It’s actually not that much work. My fave is a slow roast lamb (shoulder or leg), you brown the meat on the hob, then add an onion (in two halves), lots of garlic, a carrot (I snap mine in two) and a big bunch of rosemary. Salt and pepper. Put the lamb on top of these with its skin at the top, pour in some wine or water, cover with foil and cook for many hours at a low temperature like gas 2.
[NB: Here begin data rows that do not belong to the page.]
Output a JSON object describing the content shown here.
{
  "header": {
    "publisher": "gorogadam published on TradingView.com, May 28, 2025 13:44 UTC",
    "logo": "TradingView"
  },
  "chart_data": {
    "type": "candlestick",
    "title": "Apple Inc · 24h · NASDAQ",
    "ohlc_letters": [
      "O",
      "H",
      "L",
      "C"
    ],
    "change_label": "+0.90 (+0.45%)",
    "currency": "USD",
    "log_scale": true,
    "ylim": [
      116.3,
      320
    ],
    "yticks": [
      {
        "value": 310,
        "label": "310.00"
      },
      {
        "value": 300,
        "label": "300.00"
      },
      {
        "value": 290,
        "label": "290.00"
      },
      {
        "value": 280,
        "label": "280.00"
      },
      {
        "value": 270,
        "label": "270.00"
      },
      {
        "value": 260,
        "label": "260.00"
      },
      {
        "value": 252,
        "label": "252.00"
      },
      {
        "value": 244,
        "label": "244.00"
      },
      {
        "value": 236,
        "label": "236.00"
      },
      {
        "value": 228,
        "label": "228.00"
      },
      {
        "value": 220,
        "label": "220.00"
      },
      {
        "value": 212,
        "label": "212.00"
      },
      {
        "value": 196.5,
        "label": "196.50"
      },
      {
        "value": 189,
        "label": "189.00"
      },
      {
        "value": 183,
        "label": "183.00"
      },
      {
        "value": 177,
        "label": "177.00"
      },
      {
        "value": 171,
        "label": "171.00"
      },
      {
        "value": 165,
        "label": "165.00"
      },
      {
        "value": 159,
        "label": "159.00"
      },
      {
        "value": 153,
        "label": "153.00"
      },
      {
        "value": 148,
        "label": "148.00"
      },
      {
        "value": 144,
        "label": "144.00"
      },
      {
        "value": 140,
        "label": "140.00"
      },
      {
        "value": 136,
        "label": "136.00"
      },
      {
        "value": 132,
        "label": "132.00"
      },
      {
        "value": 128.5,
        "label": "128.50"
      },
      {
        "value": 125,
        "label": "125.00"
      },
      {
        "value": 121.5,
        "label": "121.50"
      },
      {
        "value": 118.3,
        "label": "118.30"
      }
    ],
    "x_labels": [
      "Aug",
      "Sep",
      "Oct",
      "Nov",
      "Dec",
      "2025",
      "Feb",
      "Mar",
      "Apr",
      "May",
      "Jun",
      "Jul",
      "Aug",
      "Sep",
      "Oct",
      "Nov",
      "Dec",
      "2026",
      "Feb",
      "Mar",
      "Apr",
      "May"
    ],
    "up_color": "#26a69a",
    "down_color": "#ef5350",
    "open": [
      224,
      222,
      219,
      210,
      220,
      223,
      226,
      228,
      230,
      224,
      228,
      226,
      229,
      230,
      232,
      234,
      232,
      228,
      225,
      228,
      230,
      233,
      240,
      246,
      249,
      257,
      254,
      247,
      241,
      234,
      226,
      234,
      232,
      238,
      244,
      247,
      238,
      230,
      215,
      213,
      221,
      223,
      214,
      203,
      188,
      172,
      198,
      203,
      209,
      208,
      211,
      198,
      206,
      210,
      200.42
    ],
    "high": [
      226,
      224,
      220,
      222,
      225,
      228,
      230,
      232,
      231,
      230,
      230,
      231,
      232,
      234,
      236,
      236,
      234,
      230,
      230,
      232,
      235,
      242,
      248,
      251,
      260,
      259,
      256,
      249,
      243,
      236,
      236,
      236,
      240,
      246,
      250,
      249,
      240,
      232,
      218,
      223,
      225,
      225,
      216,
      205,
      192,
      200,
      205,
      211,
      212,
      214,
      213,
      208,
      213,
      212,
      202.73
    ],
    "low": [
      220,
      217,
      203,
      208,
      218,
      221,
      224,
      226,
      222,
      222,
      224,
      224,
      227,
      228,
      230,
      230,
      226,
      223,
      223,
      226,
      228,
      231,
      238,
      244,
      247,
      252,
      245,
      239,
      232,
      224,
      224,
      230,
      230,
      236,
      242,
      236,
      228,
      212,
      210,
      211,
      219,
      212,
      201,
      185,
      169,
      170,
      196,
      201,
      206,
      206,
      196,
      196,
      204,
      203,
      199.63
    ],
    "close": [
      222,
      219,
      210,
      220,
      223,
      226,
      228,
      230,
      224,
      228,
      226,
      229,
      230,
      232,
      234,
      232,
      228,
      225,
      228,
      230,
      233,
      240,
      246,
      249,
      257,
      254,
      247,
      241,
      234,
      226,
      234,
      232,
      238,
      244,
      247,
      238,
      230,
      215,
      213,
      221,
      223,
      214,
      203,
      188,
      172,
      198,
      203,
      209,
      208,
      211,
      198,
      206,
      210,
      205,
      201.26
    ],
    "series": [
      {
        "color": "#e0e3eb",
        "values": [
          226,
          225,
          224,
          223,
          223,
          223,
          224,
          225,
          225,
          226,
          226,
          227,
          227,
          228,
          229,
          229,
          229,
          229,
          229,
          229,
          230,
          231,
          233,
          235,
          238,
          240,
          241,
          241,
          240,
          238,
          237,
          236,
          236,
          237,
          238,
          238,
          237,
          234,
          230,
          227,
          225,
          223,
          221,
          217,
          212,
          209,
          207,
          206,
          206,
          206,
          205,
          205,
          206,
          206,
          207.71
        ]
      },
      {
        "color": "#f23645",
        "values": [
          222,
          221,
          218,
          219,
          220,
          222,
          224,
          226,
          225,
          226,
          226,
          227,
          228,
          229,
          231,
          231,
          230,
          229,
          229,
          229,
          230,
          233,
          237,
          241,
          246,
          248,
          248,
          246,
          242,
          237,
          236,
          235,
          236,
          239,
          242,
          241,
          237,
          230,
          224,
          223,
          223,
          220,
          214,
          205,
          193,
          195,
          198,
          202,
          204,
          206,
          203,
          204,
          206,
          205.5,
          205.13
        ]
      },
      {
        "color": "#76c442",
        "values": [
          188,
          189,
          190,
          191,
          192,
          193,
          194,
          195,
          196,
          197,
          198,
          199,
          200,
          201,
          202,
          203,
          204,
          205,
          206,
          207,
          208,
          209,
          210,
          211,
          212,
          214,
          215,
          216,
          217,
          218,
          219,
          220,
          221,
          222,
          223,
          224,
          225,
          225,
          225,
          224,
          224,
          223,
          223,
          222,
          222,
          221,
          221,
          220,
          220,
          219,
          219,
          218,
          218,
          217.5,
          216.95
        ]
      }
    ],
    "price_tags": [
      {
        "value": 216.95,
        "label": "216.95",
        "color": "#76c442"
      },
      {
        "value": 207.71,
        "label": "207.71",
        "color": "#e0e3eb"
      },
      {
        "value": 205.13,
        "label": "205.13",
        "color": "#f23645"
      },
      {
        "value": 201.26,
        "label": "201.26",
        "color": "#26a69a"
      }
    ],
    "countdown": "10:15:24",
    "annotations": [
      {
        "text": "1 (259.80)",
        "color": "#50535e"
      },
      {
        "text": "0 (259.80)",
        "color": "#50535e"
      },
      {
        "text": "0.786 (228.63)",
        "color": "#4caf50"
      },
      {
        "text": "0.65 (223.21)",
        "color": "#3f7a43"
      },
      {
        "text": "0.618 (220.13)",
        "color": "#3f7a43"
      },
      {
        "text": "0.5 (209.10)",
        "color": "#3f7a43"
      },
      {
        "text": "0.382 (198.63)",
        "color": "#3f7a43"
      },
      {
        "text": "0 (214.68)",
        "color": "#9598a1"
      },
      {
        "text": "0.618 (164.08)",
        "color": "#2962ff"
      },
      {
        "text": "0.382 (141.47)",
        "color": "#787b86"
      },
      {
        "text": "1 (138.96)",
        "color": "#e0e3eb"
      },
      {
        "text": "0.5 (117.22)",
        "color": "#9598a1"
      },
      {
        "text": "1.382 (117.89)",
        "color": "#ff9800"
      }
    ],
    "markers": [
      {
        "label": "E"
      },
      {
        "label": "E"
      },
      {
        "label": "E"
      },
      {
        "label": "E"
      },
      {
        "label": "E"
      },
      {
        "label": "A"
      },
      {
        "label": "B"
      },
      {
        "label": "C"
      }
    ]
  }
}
Then the veg gets cooked the hour before you want to eat, you take the meat out and turn the oven up high to cook your roast potatoes and obviously green veg only takes a few minutes. It’s a meal that’s quite suited to pottering and just doing a bit of cooking now and then through the day or the two-three hours before you eat, depending what joint of meat you are using. And I always do mine for 6pm rather than lunchtime because otherwise it would feel a bit hectic.
Roast chicken similar to the lamb- I cook it on top of an onion to flavour and colour the gravy, and with herby, garlicky butter under the skin and herbs in the tin too- but gas 5 for less time (something like 20 minutes per pound plus 20 minutes, not sure of the metric because my mum taught me that one but they put it on the label in a supermarket).
Delia Smith, Nigella Lawson and Jamie Oliver all offer decent recipes for doing a roast. Delia breaks down the timings for a roast in her Winter Cookery book (published in the 90s, was gifted to me when I started uni!) but may also do so in her Complete Cookery Course book. She also teaches how to make gravy (again, not nearly as hard as you think until you do it).